I can’t wait for the day that I become successful so I can repay you guys for all the years of putting up with me, but unfortunately I don’t think I’ll be able to buy you guys each a brand new car, a private island and 100 Million dollars because you guys deserve all that and more for all the years of being patient with me. Even though I know sometimes I drove you guys crazy. But nevertheless, I appreciate your patience with me.
Mom, thank you for all the times you helped me with homework, stayed home from work to take care of me when I was sick, make my lunches for me every day, do my laundry, and above all for being an amazing mom.
As I look back over the years, you really did everything for me and always pushed me the extra mile to strive for greatness in school and I am so grateful you did because I have no idea where I would be without your help. Like I said before, I know it may seem like sometimes I can be bratty and unappreciative but even on my bad days, I hope you know I love you more than anything mom. And I hope I make you and dad proud because that is all I ever want.

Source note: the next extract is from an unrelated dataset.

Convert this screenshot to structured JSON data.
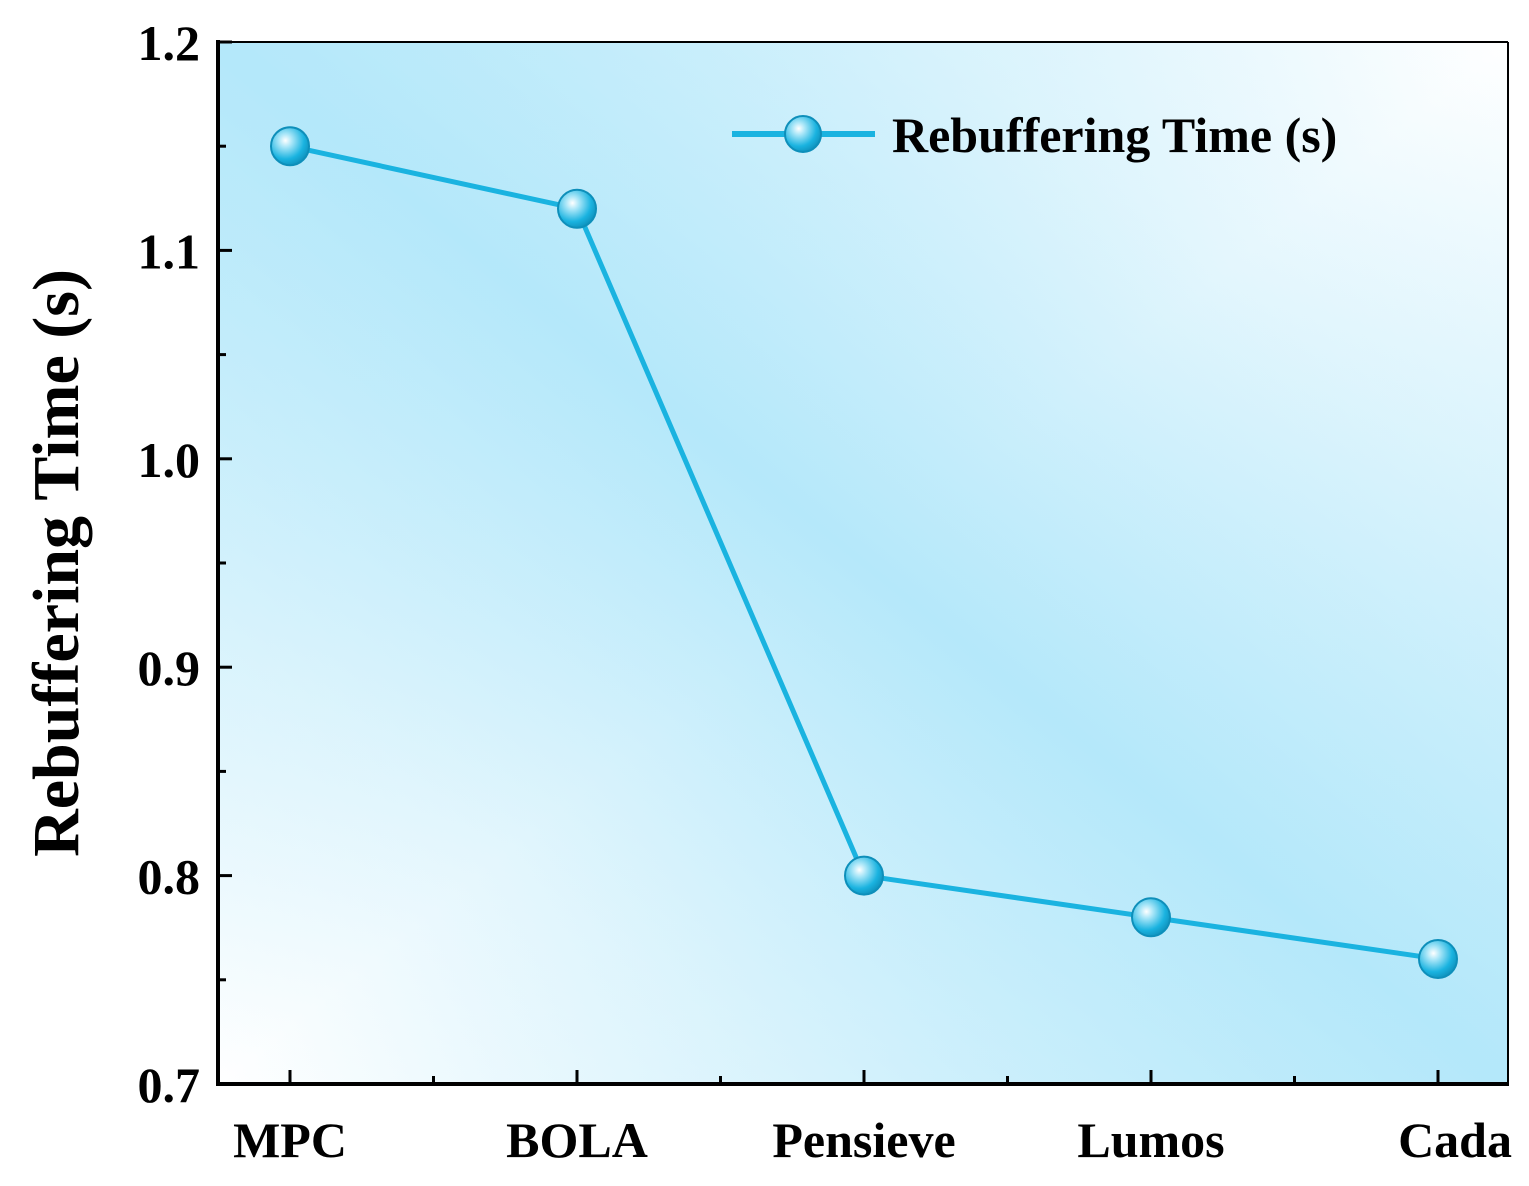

Dad, thank you for being an amazing coach, role model and of course, thank you for being an amazing father. When it came to sports, there was nothing I loved more than shooting hoops on the driveway with you, playing catch in the backyard, or even pitching to me before one of my baseball games. You always joke with Dave and I and say that “we won the lottery having you as a dad” and although it was a joke, you were right because we did.
You always went the extra mile to ensure my success in sports and I really appreciate all the hours you spent helping me practice and even giving me pep talks to help me build up my confidence.

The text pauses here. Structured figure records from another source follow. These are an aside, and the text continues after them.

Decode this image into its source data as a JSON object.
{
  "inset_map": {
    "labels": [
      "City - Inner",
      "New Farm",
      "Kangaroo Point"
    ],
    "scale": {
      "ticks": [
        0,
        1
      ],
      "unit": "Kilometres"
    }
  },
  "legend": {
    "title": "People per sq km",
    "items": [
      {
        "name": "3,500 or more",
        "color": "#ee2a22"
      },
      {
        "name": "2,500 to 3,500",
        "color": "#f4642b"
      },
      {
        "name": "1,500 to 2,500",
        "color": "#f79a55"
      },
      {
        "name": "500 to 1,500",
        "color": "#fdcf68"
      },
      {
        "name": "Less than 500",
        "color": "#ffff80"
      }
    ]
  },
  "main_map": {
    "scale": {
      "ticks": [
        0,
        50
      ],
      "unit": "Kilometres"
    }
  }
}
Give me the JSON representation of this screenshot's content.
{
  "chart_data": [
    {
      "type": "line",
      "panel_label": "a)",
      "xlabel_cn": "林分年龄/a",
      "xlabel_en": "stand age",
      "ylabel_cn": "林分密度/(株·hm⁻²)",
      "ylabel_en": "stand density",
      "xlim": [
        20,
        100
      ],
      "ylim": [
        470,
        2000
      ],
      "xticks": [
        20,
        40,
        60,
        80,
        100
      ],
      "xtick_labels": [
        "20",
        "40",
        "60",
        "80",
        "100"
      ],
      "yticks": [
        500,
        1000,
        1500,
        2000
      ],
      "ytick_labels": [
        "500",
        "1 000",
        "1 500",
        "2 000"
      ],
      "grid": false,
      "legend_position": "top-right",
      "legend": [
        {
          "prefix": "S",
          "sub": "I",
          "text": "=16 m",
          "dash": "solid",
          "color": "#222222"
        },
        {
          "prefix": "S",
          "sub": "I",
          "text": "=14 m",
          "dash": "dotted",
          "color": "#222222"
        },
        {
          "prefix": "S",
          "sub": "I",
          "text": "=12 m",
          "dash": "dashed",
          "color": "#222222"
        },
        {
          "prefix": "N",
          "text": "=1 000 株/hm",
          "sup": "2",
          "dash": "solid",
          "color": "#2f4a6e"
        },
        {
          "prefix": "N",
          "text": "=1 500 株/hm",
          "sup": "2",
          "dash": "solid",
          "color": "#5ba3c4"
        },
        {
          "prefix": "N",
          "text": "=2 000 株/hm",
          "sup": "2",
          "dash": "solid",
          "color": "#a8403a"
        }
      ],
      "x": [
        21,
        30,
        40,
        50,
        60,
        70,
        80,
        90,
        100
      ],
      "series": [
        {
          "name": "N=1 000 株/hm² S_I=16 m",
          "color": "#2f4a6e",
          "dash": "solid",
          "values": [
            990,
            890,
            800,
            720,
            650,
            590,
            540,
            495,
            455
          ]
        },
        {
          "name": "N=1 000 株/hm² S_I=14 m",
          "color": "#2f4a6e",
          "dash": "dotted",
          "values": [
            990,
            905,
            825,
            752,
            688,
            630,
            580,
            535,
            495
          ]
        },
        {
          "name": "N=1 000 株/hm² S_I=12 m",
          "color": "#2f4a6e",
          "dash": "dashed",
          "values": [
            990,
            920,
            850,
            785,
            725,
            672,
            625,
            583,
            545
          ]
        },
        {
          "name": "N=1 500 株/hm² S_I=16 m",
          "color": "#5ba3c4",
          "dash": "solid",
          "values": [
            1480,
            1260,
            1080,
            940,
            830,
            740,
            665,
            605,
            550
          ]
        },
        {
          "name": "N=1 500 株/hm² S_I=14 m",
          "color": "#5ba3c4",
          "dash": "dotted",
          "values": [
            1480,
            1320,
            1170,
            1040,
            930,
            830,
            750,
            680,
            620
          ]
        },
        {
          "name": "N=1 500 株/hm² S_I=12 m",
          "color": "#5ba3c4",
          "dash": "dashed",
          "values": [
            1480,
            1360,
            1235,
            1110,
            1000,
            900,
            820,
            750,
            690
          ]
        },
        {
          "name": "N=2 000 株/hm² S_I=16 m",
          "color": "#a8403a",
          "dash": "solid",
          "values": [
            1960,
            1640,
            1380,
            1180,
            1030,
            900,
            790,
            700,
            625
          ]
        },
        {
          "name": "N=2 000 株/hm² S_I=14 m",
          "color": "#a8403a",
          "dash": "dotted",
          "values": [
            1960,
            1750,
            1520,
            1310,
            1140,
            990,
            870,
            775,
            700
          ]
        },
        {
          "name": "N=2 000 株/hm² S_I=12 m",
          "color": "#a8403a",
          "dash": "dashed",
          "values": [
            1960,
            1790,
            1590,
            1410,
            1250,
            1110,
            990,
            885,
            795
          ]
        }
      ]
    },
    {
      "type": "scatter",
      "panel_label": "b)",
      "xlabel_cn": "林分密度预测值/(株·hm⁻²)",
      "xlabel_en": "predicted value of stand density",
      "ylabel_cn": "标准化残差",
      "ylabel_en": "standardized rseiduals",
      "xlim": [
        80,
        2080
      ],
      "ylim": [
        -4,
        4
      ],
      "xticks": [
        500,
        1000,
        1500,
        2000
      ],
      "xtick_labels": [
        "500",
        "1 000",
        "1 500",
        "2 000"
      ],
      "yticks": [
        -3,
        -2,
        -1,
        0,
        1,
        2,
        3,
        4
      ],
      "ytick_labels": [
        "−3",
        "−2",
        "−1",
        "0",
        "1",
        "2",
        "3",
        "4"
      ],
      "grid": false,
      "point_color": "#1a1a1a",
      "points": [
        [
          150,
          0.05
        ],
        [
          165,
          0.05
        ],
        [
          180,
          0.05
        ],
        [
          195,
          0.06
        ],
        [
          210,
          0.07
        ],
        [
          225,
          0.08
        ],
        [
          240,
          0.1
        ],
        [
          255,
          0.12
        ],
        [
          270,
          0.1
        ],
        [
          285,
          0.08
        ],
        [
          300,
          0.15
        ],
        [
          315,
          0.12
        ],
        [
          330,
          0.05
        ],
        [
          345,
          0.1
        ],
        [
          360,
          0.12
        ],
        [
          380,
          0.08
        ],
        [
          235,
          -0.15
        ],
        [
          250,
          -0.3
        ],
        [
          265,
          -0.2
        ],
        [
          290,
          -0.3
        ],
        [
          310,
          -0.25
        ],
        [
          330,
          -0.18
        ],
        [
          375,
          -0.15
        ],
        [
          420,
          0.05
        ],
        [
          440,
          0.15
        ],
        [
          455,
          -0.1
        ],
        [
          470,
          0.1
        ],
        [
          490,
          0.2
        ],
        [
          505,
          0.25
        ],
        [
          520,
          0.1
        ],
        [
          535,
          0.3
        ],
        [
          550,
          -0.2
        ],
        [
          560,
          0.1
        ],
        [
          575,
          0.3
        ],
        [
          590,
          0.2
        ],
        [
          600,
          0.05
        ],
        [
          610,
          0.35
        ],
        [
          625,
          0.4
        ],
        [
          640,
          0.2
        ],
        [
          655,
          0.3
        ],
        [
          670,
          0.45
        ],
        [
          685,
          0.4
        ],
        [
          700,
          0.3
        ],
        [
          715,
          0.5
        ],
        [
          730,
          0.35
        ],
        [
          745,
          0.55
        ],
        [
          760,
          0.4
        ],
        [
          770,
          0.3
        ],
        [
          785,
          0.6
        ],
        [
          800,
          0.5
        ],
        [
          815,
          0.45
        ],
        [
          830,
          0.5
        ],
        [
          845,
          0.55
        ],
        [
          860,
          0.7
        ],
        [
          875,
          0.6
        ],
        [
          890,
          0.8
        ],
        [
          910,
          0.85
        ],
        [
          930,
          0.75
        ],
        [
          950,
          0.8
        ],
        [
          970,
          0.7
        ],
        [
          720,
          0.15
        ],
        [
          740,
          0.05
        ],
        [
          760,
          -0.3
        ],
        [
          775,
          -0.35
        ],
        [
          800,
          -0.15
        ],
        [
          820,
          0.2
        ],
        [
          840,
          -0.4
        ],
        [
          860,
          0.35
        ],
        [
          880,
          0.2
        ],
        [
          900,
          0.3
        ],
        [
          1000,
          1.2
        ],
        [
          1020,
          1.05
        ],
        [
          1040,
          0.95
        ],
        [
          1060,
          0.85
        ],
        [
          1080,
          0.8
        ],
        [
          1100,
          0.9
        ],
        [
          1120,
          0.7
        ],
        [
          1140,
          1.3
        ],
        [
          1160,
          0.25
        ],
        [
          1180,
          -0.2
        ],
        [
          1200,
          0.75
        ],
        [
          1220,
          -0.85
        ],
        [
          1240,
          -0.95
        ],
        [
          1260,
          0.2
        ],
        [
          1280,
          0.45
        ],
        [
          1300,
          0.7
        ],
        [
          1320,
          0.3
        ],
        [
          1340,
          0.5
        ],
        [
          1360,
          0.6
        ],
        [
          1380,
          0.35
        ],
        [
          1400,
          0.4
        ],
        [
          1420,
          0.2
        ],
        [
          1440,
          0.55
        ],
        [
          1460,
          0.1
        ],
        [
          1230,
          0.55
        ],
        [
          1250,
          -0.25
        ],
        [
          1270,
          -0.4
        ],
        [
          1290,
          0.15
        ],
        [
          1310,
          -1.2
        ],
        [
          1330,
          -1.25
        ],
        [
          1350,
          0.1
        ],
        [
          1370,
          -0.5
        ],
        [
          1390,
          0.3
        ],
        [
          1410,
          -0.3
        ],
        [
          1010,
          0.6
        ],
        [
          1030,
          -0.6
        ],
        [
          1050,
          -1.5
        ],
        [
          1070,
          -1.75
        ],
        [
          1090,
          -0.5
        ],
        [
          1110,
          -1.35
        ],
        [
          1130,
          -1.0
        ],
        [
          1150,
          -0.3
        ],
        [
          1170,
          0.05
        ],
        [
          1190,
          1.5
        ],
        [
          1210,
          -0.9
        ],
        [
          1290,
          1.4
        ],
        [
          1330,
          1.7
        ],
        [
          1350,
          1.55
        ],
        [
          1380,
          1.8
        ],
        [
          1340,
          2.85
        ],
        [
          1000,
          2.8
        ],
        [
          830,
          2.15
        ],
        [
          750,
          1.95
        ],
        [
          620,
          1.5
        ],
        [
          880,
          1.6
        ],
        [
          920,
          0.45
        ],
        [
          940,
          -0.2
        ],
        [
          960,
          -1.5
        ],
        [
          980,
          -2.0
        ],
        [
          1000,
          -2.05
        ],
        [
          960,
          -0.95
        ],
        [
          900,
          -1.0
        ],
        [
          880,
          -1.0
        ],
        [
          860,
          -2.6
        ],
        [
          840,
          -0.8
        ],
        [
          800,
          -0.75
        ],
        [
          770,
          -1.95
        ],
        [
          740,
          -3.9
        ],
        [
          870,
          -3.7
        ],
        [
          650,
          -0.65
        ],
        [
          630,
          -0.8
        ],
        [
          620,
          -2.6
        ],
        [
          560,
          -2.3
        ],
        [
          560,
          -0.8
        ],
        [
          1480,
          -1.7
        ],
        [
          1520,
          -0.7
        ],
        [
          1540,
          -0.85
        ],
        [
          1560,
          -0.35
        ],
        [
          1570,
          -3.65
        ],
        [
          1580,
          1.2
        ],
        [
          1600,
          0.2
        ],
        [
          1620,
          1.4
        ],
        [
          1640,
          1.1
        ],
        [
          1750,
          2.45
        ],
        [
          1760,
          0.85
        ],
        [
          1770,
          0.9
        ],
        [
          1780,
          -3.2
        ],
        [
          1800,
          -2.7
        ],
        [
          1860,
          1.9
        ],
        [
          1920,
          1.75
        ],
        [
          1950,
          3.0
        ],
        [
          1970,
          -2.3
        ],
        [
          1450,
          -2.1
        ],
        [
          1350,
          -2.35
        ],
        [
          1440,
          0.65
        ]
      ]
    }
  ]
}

As I grow up, I realize not everyone gets to have a dad in their lives and it really makes me appreciate you even more. I know I may sound repetitive but it’s true, I know I may seem unappreciative of you and mom but deep down inside I really do love you more than anything and I am grateful for all the things you have done for me.
I may sound just a little biased, but I really do have the best parents in the world and I won the lottery having you guys for parents. You guys have given me all that I’ve asked for any more, you both have been there for me when I needed it, and you guys have been my number one supporters no matter what.
So Mom and Dad, thank you guys for always being my number one supporters. I love you both very much.